The temporal and cheek areas are particularly vulnerable to sun damage and therefore to skin cancers. Rotation-advancement flaps are used commonly in the reconstruction of these regions following resection of skin cancers. Such flaps usually are modifications of the Mustardé, cervicofacial, and Juri flaps. The drawbacks to these flaps relate to a random, unpredictable perfusion with skin loss at the distal flap tip, a vertically oriented dog-ear that predictably is located on the cheek, and the risk of gravitational and cicatricial forces acting on the lower eyelid causing ectropion. The deep-plane technique for raising cheek flaps, as has been described recently for use in rhytidectomy, allows the plastic surgeon to address both drawbacks of the standard cervicofacial flaps.
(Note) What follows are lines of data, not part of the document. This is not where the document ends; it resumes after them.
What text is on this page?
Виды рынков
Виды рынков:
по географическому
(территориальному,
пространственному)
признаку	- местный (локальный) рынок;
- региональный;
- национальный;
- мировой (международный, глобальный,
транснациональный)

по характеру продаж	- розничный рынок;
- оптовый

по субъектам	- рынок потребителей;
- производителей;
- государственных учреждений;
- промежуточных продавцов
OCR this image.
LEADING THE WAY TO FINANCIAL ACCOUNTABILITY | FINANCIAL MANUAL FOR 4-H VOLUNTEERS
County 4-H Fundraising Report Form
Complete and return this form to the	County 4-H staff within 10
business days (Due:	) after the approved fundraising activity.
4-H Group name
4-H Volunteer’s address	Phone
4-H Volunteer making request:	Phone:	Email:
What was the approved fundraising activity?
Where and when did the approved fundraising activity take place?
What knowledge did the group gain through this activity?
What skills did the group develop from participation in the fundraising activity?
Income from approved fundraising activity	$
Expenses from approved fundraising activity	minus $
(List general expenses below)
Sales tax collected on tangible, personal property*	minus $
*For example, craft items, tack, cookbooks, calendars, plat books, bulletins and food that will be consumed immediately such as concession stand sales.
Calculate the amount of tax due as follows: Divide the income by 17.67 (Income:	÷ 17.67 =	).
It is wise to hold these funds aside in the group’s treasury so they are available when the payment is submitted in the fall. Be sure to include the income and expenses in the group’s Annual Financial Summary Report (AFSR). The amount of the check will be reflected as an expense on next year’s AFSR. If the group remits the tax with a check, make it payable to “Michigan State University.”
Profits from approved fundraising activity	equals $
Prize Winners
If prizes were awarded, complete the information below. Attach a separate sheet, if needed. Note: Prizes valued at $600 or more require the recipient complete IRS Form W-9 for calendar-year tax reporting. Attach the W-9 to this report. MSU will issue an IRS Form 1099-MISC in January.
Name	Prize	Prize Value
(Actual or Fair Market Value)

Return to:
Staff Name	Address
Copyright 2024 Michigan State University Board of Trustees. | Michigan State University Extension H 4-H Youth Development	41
The vertical "hike" deep-plane approach addresses both drawbacks of the rotation-advancement flaps by including better perfusion and superior mobility after release of restraining ligaments. We describe the anatomic rationale for the deep-plane dissection of the cheek in cadaver studies and present our clinical technique with a vertical "hike" cheek advancement with removal of the horizontally oriented dog-ear as in a blepharoplasty. This single-stage technique will be called the deep-plane "hike" flap. The vertically advanced flap must be slightly overcorrected by anchoring the flap to the periosteum just above the recipient defect. This deep fixation removes all tension from the skin and prevents ectropion. This single-stage reconstruction affords excellent cosmetic results without compromising any future reconstructive efforts.